Autonomic Cyber Security (ACS): A paradigm shift in cyber security
By Salim Hariri
Current security analysis, detection and protection systems are mainly static and manually intensive. At the same time, the complexity of networked computing systems, their dynamic behavior, and the availability of many heterogeneous devices that are static and mobile make these tools incapable to accurately characterize current states, detect malicious attacks, and stop them or their fast propagation and/or minimize their impacts. In contrast to static, manual and labor intensive, heuristic analysis, and control and management approaches, we are developing a paradigm shift based on autonomic computing principle inspired by human nervous systems shown in Figure 1.

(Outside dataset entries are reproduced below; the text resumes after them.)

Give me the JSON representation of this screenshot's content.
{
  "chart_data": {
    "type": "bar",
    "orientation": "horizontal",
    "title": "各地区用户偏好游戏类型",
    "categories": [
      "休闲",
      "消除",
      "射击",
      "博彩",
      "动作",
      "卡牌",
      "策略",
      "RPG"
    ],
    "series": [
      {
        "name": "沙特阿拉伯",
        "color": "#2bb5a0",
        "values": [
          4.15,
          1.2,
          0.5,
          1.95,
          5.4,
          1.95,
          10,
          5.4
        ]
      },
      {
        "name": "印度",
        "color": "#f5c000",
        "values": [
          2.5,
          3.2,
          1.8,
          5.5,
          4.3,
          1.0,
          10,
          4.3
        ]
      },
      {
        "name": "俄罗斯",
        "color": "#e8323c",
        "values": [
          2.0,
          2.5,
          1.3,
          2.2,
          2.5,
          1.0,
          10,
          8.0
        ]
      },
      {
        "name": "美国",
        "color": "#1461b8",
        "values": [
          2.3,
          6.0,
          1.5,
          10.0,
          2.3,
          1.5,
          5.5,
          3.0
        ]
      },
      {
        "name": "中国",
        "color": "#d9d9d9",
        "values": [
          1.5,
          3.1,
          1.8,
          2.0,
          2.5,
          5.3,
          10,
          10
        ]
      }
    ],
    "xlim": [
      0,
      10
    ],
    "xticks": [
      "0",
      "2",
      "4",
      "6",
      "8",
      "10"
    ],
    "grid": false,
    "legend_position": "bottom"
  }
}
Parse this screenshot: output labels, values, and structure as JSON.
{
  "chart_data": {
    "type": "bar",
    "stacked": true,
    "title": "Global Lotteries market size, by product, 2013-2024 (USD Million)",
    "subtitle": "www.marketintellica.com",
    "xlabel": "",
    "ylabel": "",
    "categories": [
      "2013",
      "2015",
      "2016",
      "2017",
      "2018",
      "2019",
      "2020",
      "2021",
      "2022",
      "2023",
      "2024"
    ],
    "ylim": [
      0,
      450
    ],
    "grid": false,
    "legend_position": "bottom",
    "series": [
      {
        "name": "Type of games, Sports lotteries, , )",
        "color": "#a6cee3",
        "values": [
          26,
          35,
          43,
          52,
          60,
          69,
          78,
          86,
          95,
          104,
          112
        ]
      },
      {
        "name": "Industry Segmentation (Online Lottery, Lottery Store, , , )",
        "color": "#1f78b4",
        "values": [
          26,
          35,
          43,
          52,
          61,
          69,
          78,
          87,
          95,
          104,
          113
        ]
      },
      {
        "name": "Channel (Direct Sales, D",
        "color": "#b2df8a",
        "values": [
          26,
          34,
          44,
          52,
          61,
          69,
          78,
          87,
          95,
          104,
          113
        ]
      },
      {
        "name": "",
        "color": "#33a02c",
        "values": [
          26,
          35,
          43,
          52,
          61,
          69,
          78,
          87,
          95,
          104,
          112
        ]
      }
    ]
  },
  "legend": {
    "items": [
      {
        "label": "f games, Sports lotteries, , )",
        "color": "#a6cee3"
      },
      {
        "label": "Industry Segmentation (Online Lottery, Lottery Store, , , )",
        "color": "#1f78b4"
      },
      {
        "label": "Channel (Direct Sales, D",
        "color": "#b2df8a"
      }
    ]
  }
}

In autonomic management, the cyber infrastructure and services would be seamlessly managed (self-management) with little involvement by users and system administrators to adopt policies and control algorithms to meet their performance requirements (self-optimize), reconfigure to tolerate hardware and/or software faults (self-heal), and stop and/or mitigate the impacts of threats and cyberattacks (self-protect). The salient features of this paradigm are its capabilities to deliver:
-Integrated monitoring, analysis, and management solutions that are required to develop the ACS framework to allow cyber-infrastructure reasoning that is required to achieve self-diagnostic and self-managed systems. This will lead to cyber superiority operations for critical missions that can be resilient to cyberattacks, hardware/software failures and/or accidents (natural or malicious);
-Prediction of system operations and behaviors that uses data mining, information theory, and statistical techniques to aggregate and correlate monitored features to detect and predict accurately any anomalous behavior that might have been triggered by attacks, faults and/or accidents or disasters; and
-Automated management solutions that will lead to significant operational cost reduction and will also provide timely responses to anomalous events to stop and/or prevent rapid propagation of attacks/faults and mitigate their impacts on normal system operations and services.
In the development of ACS, our objective is to integrate our Anomaly Behavior Analysis (ABA) methodology to perform data-driven analytics on operations of cyber components. This involved the development of runtime models to identify normal/malicious behaviors. To handle the exponential growth in data complexity, heterogeneity and size, we will use Big Data analytics engine to improve accuracy and scalability. Figure 2 shows the ACS development approach. First we monitor an entity that could be an infrastructure, an application, or almost anything. The results of cyber component analytics is the creation of cyber DNA components such as Resource-Cyber DNA, Data-Cyber DNA, Application-Cyber DNA and User-Cyber-DNA data structures. Our big data analytics engine (e.g., Spark platform) handles the data processing. Hadoop Distributed File System (HDFS) handles data management and resource management. The results from the Big Data Analytics are passed to the Unified Alert System where the alerts are logged and recommendations are displayed on the GUI. Finally, the policies of management determine what automated or semi-automated actions to take.